General data exploration for Analytics Vidhya’s house loan dataset’s categorical inputs

The data would contain some representation bias as historically less females apply to loans than males. Also, the majority of loan applicants are graduates and most of them are from urban or semi-urban areas rather than rural. It is useful to overlay the outcome of the loan over these features to see if there are any skews in the data. So we can look at the proportion of approvals within a group. As shown in the data, there is a slightly higher approval rate within the graduate group and also the semi-urban and urban groups. The reason could be a combination of historical and representation bias, but also driven by other factors such as the loan amount, overall risk or absence of credit history for some applicants.

Slightly higher proportion of loan approvals are observed in the graduates group

More loan approvals are coming in from applicants in urban and semi-urban areas rather than rural

Going into details and correlations between features would be a good step to understand the data better. However, taking a step back and thinking about it from an end-user’s perspective: if a bank were to deploy an AI agent to decide who gets the loan and the applicant questioned the outcome, how would the bank explain the output to the loan applicant?

In this example I trained a decision tree classifier to predict if any given applicant would get a loan. It wasn’t the most accurate model I could have trained, but if I were to explain its output to an end user, not even the bank’s employee would interpret it if I were to show them the diagram below to explain the output of the model.

Showing which features are underlying a model doesn’t mean it’s explainable…
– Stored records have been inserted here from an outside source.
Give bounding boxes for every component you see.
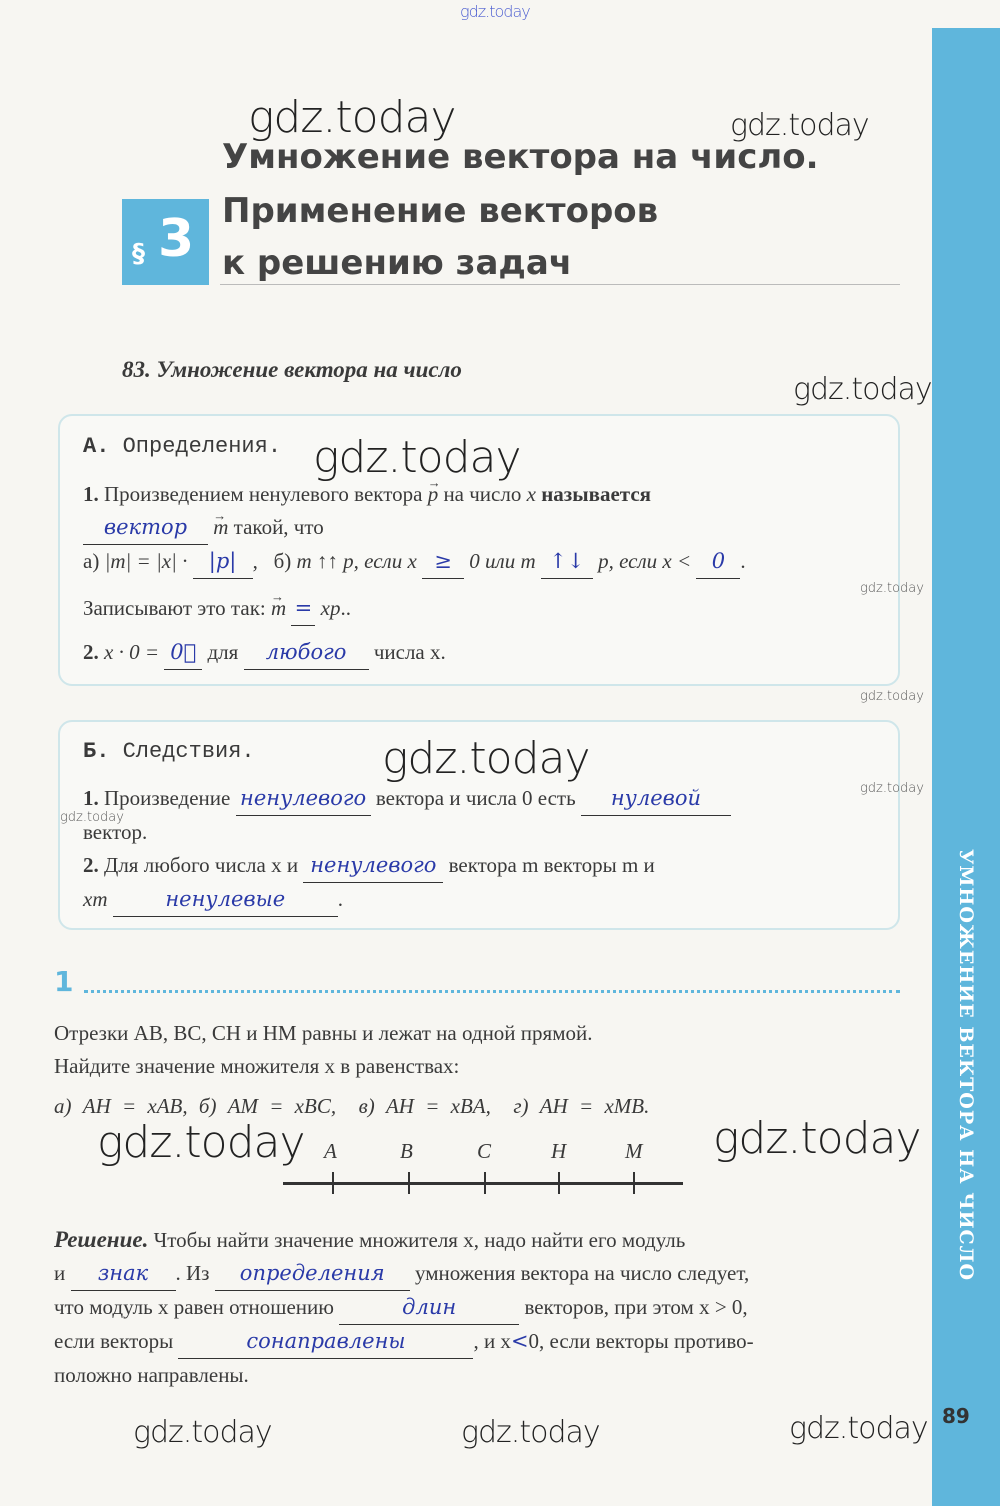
answer-field[interactable]: вектор — [83, 511, 208, 545]
point-label: H — [551, 1139, 567, 1163]
point-label: B — [400, 1139, 413, 1163]
number-line — [283, 1182, 683, 1185]
point-label: C — [477, 1139, 492, 1163]
definitions-heading: А. Определения. — [83, 434, 282, 459]
divider — [220, 284, 900, 285]
answer-field[interactable]: ≥ — [422, 545, 464, 579]
answer-field[interactable]: ненулевого — [236, 782, 371, 816]
consequence-1: 1. Произведение ненулевого вектора и числа 0 есть нулевой вектор. — [83, 782, 873, 849]
task-number: 1 — [54, 965, 74, 998]
answer-field[interactable]: 0⃗ — [164, 636, 202, 670]
task-divider — [84, 990, 900, 993]
chapter-badge: § 3 — [122, 199, 209, 285]
point-label: A — [324, 1139, 337, 1163]
side-tab — [932, 28, 1000, 1506]
answer-field[interactable]: любого — [244, 636, 369, 670]
watermark: gdz.today — [789, 1411, 928, 1446]
tick — [633, 1172, 635, 1194]
definition-1-line3: а) |m| = |x| · |p| , б) m ↑↑ p, если x ≥ 0 или m ↑↓ p, если x < 0 . — [83, 545, 746, 579]
definition-1-line2: вектор → m такой, что — [83, 511, 324, 545]
side-tab-label: УМНОЖЕНИЕ ВЕКТОРА НА ЧИСЛО — [955, 848, 977, 1282]
chapter-title-line: Применение векторов — [222, 191, 659, 231]
consequences-heading: Б. Следствия. — [83, 739, 255, 764]
answer-field[interactable]: знак — [71, 1257, 176, 1291]
definition-1-notation: Записывают это так: → m = xp.. — [83, 592, 351, 626]
answer-field[interactable]: длин — [339, 1291, 519, 1325]
watermark: gdz.today — [461, 1415, 600, 1450]
chapter-title-line: Умножение вектора на число. — [222, 137, 819, 177]
tick — [484, 1172, 486, 1194]
consequence-2: 2. Для любого числа x и ненулевого вектора m векторы m и xm ненулевые . — [83, 849, 873, 917]
watermark: gdz.today — [793, 372, 932, 407]
watermark: gdz.today — [133, 1415, 272, 1450]
watermark: gdz.today — [860, 581, 924, 596]
page-number: 89 — [942, 1404, 970, 1428]
task-text: Отрезки AB, BC, CH и HM равны и лежат на одной прямой. — [54, 1021, 593, 1045]
watermark: gdz.today — [713, 1113, 921, 1164]
watermark: gdz.today — [730, 108, 869, 143]
tick — [332, 1172, 334, 1194]
watermark: gdz.today — [313, 432, 521, 483]
task-equations: а) AH = xAB, б) AM = xBC, в) AH = xBA, г) AH = xMB. — [54, 1094, 650, 1118]
answer-field[interactable]: нулевой — [581, 782, 731, 816]
answer-field[interactable]: сонаправлены — [178, 1325, 473, 1359]
tick — [408, 1172, 410, 1194]
watermark: gdz.today — [860, 781, 924, 796]
answer-field[interactable]: 0 — [696, 545, 740, 579]
answer-field[interactable]: = — [291, 592, 315, 626]
definition-2: 2. x · 0 = 0⃗ для любого числа x. — [83, 636, 446, 670]
subsection-title: 83. Умножение вектора на число — [122, 357, 462, 382]
answer-field[interactable]: определения — [215, 1257, 410, 1291]
watermark: gdz.today — [248, 92, 456, 143]
answer-field[interactable]: < — [510, 1329, 529, 1353]
point-label: M — [625, 1139, 643, 1163]
solution: Решение. Чтобы найти значение множителя x, надо найти его модуль и знак . Из определения умножения вектора на число следует, что модуль x равен отношению длин векторов, при этом x > 0, если векторы сонаправлены , и x<0, если векторы противо- положно направлены. — [54, 1227, 754, 1387]
watermark: gdz.today — [60, 810, 124, 825]
watermark: gdz.today — [97, 1117, 305, 1168]
watermark: gdz.today — [460, 2, 530, 21]
answer-field[interactable]: ↑↓ — [541, 545, 593, 579]
watermark: gdz.today — [382, 733, 590, 784]
chapter-title-line: к решению задач — [222, 243, 573, 283]
watermark: gdz.today — [860, 689, 924, 704]
task-text: Найдите значение множителя x в равенствах: — [54, 1054, 460, 1078]
answer-field[interactable]: ненулевые — [113, 883, 338, 917]
answer-field[interactable]: ненулевого — [303, 849, 443, 883]
tick — [558, 1172, 560, 1194]
answer-field[interactable]: |p| — [193, 545, 253, 579]
definition-1: 1. Произведением ненулевого вектора → p на число x называется — [83, 478, 873, 511]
Even though the contents of this model are exposed, converting this into a consumable explanation which is understandable for humans is still something to think through. Another way we could visualise a model output is by looking at SHAP values. As shown in the example below, models trained with protected attributes should be inspected thoroughly, given that in this case, the machine learning model rejected the loan. One of the key features for the rejection was that the person was unmarried. Though there were probably more important factors such as the loan amount or the income threshold, if someone were to interpret this and say… “the model rejected your application because you’re not married”, it wouldn’t make sense right? Thus, when designing AI-powered decision support systems, the user should always be at the forefront to determine the level of explanation that the model needs.

SHAP value for an applicant that the model rejected for a loan. The true label in this case was an approval.

Conclusion

Though this is a dummy example as there was a misclassification error, the example shows that ‘why’ is as important as ‘what’ when keeping an end user in mind during model design. In addition, model explainability does not always equate to ‘understandability’. There are cases when model explanations are not needed, but there are also cases when they are needed. Thus, it is important to understand the difference between the two.

To conclude, keeping robust AI governance on models and educating AI practitioners is necessary. If bias is the issue, many bias mitigation approaches such as IBM’s Fairness 360 toolkit provide ways in which imbalanced datasets with historical and representation bias can be dealt with. Secondly, coming up with more visually appealing and human-centric approaches to explaining models would be crucial for increasing trust in the use of AI tools for decision support. Finally, the consequence or materiality of the use case for the machine learning model should be determined upfront, before deciding which level of explanation is needed and to understand who the end user is who will be impacted by a decision.